= American Dance Machine =

Former theatrical dance company

The American Dance Machine was a theatrical dance company created by Lee Theodore, which played on Broadway at the Century Theatre, opening Jun 14, 1978 and in total running 199 performances. It was duplicated with a second cast for the American Dance Festival at Duke University in 1978.

== Choreography and artists ==
The show was a "Living Archive" of Broadway theatre dance; great theatre dances saved from oblivion. Films were made of the performances to preserve original Broadway choreography and can be found at the Lincoln Center Library of the Performing Arts in New York City. Broadway legend Gwen Verdon appeared a film version of the show in 1981 for Showtime. Choreographers included: Agnes De Mille, Jack Cole, Joe Layton, Michael Kidd, Ron Field, Bob Fosse, Onna White and Peter Gennaro. Featured dancers and guest artists included Janet Eilber, Carol Estey, Harold Cromer, Liza Gennaro, Patti Mariano, Nancy Chismar, Randy Skinner and Donald Young.

== School ==
The American Dance Machine was also a school in New York City and later on Long Island at the American Theater Dance Workshop that taught original Broadway dance repertoire in the late 1970s and 1980s until Lee Theodore's death in 1986. Teachers included founder Lee Theodore, Nanette Charisse and Gwen Verdon. Dance repertoire for classes and shows included, Can-Can, Brigadoon, Little Me, Shenandoah, The Boyfriend, Carousel, Cabaret, Finian's Rainbow, West Side Story, Sweet Charity, George M, Gentlemen Prefer Blondes, The Unsinkable Molly Brown, Half a Sixpence, Walking Happy and No No Nanette.

== American Dance Machine for the 21st Century ==
In February, 2012, former dancer Nikki Feirt Atkins revived the organization as American Dance Machine for the 21st Century (ADM21, Inc.) in order to continue the legacy of the late Lee Theodore and The American Dance Machine. ADM's original mission was to preserve "great theatre dances saved from oblivion" and ADM21 continues that mission; to ensure that significant musical theater choreography, and the techniques that propel such works, would be preserved, studied and shared in the 21st century; to present “iconic choreography exactly as it was intended."

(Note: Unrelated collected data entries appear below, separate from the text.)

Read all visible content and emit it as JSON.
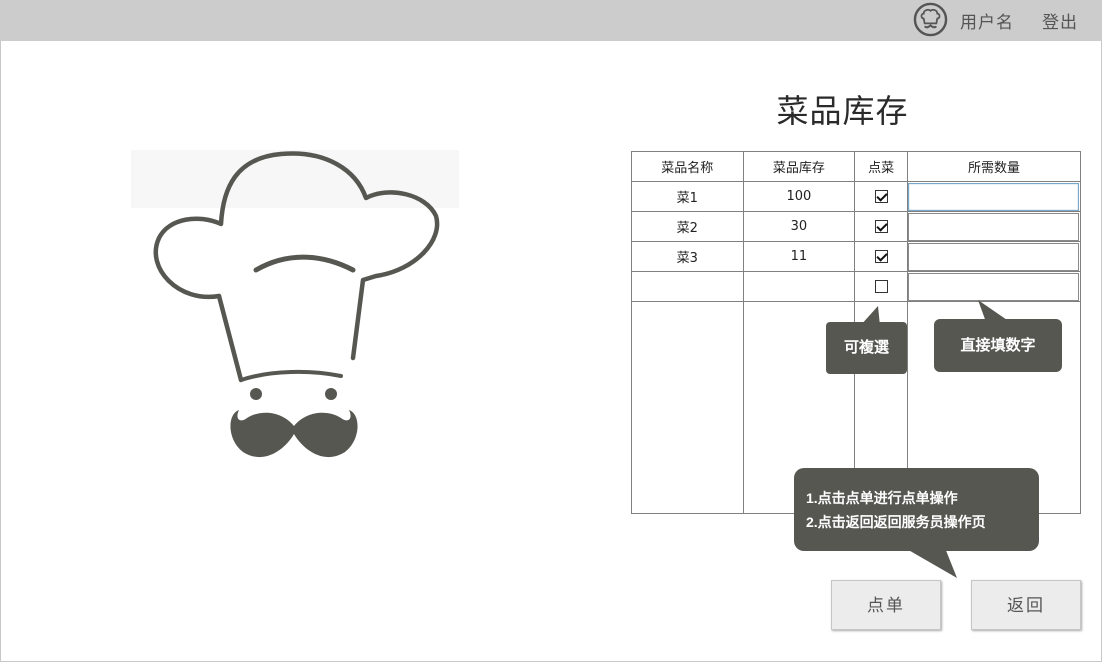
{
  "header": {
    "username": "用户名",
    "logout_label": "登出",
    "avatar_icon": "chef-avatar-icon"
  },
  "hero": {
    "icon": "chef-hat-mustache-icon",
    "color": "#575752"
  },
  "page": {
    "title": "菜品库存"
  },
  "table": {
    "columns": [
      "菜品名称",
      "菜品库存",
      "点菜",
      "所需数量"
    ],
    "rows": [
      {
        "name": "菜1",
        "stock": "100",
        "checked": true,
        "quantity": ""
      },
      {
        "name": "菜2",
        "stock": "30",
        "checked": true,
        "quantity": ""
      },
      {
        "name": "菜3",
        "stock": "11",
        "checked": true,
        "quantity": ""
      },
      {
        "name": "",
        "stock": "",
        "checked": false,
        "quantity": ""
      }
    ]
  },
  "tooltips": {
    "multi_select": "可複選",
    "enter_number": "直接填数字",
    "instructions_line1": "1.点击点单进行点单操作",
    "instructions_line2": "2.点击返回返回服务员操作页"
  },
  "buttons": {
    "order_label": "点单",
    "back_label": "返回"
  },
  "colors": {
    "topbar": "#cccccc",
    "bubble": "#575752",
    "button_bg": "#ececec"
  }
}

In collaboration with the stagers authorized by each choreographer, ADM21 has reconstructed work by choreographers including Jack Cole, Bob Fosse, Tommy Tune, Gower Champion, Susan Stroman, Agnes de Mille, Jerome Robbins and Michael Bennett.

In December 2015 a sold-out two-week run of a new production by ADM21 was presented at the Joyce Theatre which included 18 numbers from shows including Oklahoma!, West Side Story, The Who's Tommy, Singin' in the Rain, Grand Hotel and A Chorus Line. The New York Times called this production "the best such anthology I’ve seen since Jerome Robbins’ Broadway."